Open zijn tegen elkaar is ook belangrijk in de relatie tussen ouders en kind. Kinderen die veel over zichzelf vertellen laten minder criminaliteit en depressie zien en presteren beter op school.

Op internet is het makkelijker je te laten zien dan face-to-face. Je kan anoniem dingen over jezelf kwijt.

 

Sociale buitensluiting, afwijzing en ostracisme

We willen niet alleen andere mensen zien en ontmoeten, maar we willen ons ook hechten aan ze en iets betekenen. We strijden allemaal voor erkenning en acceptatie.

Sociale buitensluiting is zorgen dat mensen binnen een groep minder recht hebben. Soms komt dit door sociale klasse of opleidingsniveau. Iedereen die afwijkt van normaal heeft een grote kans om buitengesloten te worden uit een groep.

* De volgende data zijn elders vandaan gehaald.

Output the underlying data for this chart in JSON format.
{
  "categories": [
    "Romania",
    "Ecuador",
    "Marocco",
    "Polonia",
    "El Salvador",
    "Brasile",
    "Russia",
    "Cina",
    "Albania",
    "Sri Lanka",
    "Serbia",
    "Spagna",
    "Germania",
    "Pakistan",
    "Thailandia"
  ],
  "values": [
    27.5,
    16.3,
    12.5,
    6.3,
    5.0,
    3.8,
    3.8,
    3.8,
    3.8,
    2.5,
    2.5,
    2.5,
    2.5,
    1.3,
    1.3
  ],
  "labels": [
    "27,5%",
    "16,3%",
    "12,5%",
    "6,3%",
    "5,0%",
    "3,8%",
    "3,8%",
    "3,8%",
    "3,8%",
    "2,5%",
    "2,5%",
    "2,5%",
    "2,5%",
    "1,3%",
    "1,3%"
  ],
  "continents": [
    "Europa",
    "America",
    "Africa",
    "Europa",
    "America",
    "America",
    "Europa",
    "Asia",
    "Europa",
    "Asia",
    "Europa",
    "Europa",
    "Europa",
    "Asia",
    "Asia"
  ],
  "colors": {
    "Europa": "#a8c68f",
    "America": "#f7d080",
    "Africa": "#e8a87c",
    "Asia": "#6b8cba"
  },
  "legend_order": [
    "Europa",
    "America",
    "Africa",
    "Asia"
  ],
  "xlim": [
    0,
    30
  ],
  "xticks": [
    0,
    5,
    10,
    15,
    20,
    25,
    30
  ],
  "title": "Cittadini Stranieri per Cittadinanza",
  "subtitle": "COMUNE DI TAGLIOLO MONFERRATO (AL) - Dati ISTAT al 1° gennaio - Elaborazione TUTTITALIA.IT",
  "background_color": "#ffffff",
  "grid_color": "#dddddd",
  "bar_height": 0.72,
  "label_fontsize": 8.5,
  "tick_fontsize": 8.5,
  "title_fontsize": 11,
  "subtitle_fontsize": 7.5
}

Ostracisme (uitsluiting) is een bepaalde vorm van buitensluiten. Hier worden bepaalde personen vermeden of genegeerd door leden van de groep. Mensen ontwikkelen hierdoor een depressie, suïcidale gedachten/neigingen, eetproblemen. Deze mensen hebben vaak het idee dat ze de situatie niet kunnen veranderen.

Sommige uitzonderingen zeggen ons dat mensen die ostracisme hebben meegemaakt, meer aandacht hebben voor anderen en hun zelfvertrouwen gegroeid is.

Single zijn kan twee dingen betekenen voor vrouwen. Aan de ene kant voelen ze zich alsof ze gefaald hebben omdat ze niet voldoen aan de standaard van een succesvolle relatie. Aan de andere kant hebben ze het gevoel van onafhankelijkheid en zelf keuzes kunnen maken.

 

Hoe eindigen relaties?

Het verschil in scheidingen is groot tussen verschillende landen en culturen. Mensen gaan op verschillende manieren om met een relatie die niet goed loopt.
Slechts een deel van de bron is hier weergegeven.